O abandono paterno facilmente poderia ter sido a gota d'água para me fazer encontrar conforto em fóruns que ensinassem a matar todos os viados.

Mas felizmente encontrei conforto entre outros fãs de Harry Potter.

Numa era pré-Orkut, a blogosfera transformou a forma com que as pessoas se comunicavam online.

Não era incomum encontrar crianças que sabiam HTML para customizar seus próprios espaços digitais, repletos de cores e toda a estética brega da época.

Assim como não era incomum crianças replicando dinâmicas de informação e mídia como promissores jornalistas por pura diversão.

Boa parte desses blogs eram dedicados ao "menino que sobreviveu".

Repletos de notícias sobre as gravações dos filmes, fofocas sobre o elenco, rumores sobre o nome do próximo livro e fragmentos sobre os personagens amados.

Além de muitas fanfics escritas por quem não aguentava esperar para mergulhar novamente nesse universo.

Eu fui uma dessas crianças.

Assim como o Diego, ou melhor, o Dih. Autor do "Bruxo Potter".

Engraçado lembrar que seu primeiro blog tinha esse nome, sendo ele da Sonserina.

Ou vai ver minha memória está me traindo. Isso foi há mais de 20 anos.

O Dih se inspirava na personagem Chloe Sullivan, da série Smallville. Uma garota inteligente que editava o jornal da escola.

A curiosidade da atriz que a interpreta (Allison Mack) ter sido presa envolvida num culto com tráfico sexual anos depois teria cabido perfeitamente em uma das suas fics.

Nos tornamos colegas de """profissão""".

Nossa rede de contatos aumentou. Logo éramos vários fãs de Harry Potter discutindo quem eram os melhores blogueiros para trabalhar. Quem tinha roubado o conteúdo de quem. Quem tinha o melhor template. Quem estava anunciando vaga na equipe de blogs maiores.

Fora comentários sobre os grandiosos acontecimentos nas nossas agitadas vidas, como uma ida ao Shopping Parque Dom Pedro. O que me chateava, já que em Botucatu nem tinha shopping.

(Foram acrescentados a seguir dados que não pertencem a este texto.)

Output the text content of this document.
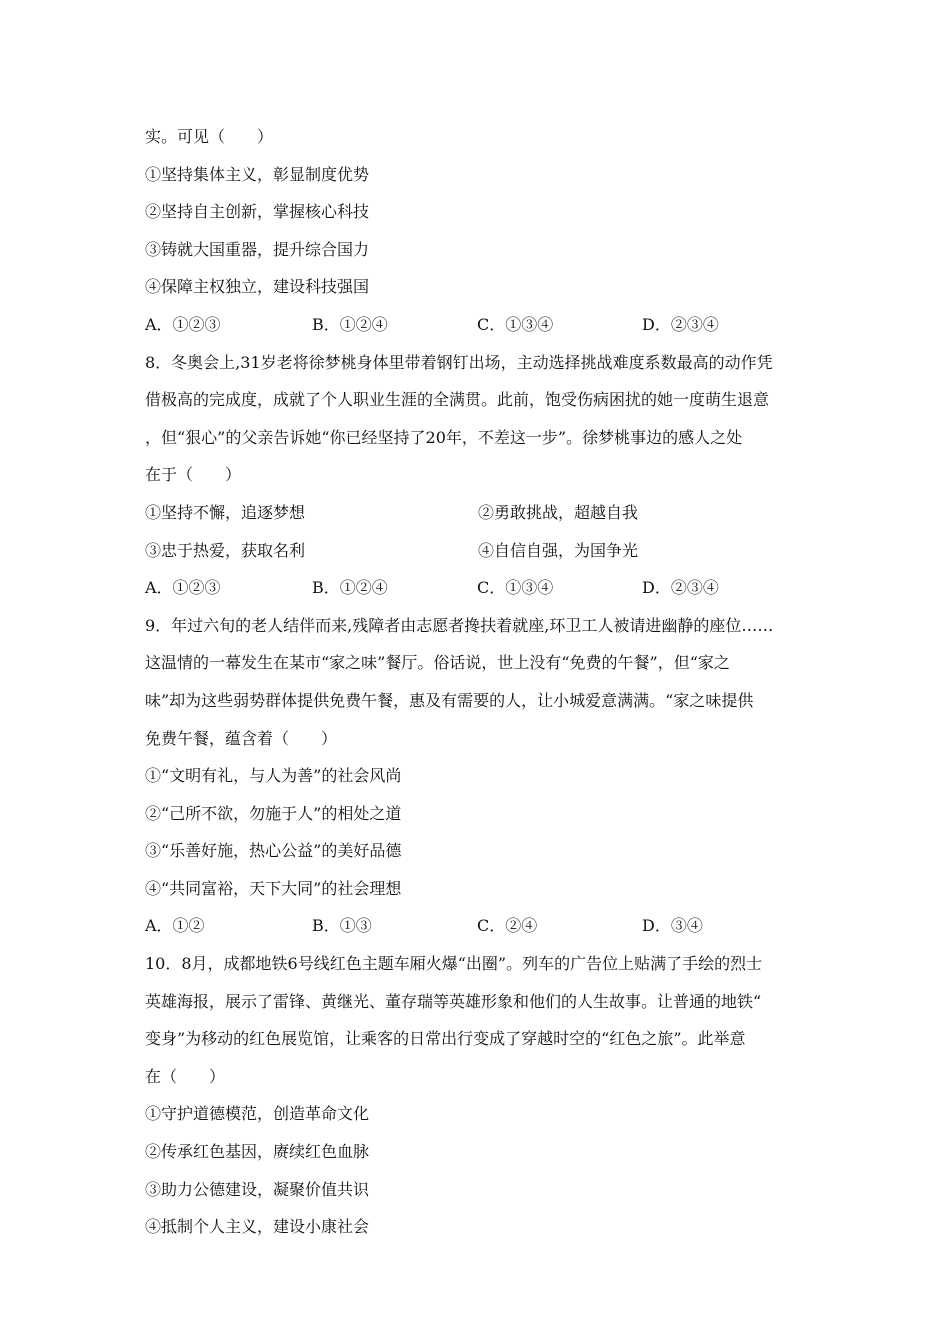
实。可见（　　）
①坚持集体主义，彰显制度优势
②坚持自主创新，掌握核心科技
③铸就大国重器，提升综合国力
④保障主权独立，建设科技强国
A．①②③	B．①②④	C．①③④	D．②③④
8．冬奥会上,31岁老将徐梦桃身体里带着钢钉出场，主动选择挑战难度系数最高的动作凭
借极高的完成度，成就了个人职业生涯的全满贯。此前，饱受伤病困扰的她一度萌生退意
，但“狠心”的父亲告诉她“你已经坚持了20年，不差这一步”。徐梦桃事边的感人之处
在于（　　）
①坚持不懈，追逐梦想	②勇敢挑战，超越自我
③忠于热爱，获取名利	④自信自强，为国争光
A．①②③	B．①②④	C．①③④	D．②③④
9．年过六旬的老人结伴而来,残障者由志愿者搀扶着就座,环卫工人被请进幽静的座位……
这温情的一幕发生在某市“家之味”餐厅。俗话说，世上没有“免费的午餐”，但“家之
味”却为这些弱势群体提供免费午餐，惠及有需要的人，让小城爱意满满。“家之味提供
免费午餐，蕴含着（　　）
①“文明有礼，与人为善”的社会风尚
②“己所不欲，勿施于人”的相处之道
③“乐善好施，热心公益”的美好品德
④“共同富裕，天下大同”的社会理想
A．①②	B．①③	C．②④	D．③④
10．8月，成都地铁6号线红色主题车厢火爆“出圈”。列车的广告位上贴满了手绘的烈士
英雄海报，展示了雷锋、黄继光、董存瑞等英雄形象和他们的人生故事。让普通的地铁“
变身”为移动的红色展览馆，让乘客的日常出行变成了穿越时空的“红色之旅”。此举意
在（　　）
①守护道德模范，创造革命文化
②传承红色基因，赓续红色血脉
③助力公德建设，凝聚价值共识
④抵制个人主义，建设小康社会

O primeiro contato era nos blogs, mas a sequência de conversas se dava no MSN.

Era diversão, mas olhávamos com seriedade o que fazíamos e sentíamos o retorno na comunidade que se formava - e na expectativa de aumentar o Adsense.

Pelos anos seguintes vimos novos blogs surgirem e morrerem, como os nossos próprios, para que se reunissem ao de demais amigos com melhores estruturas.

Nos juntamos todos ao Portal 3 Vassouras.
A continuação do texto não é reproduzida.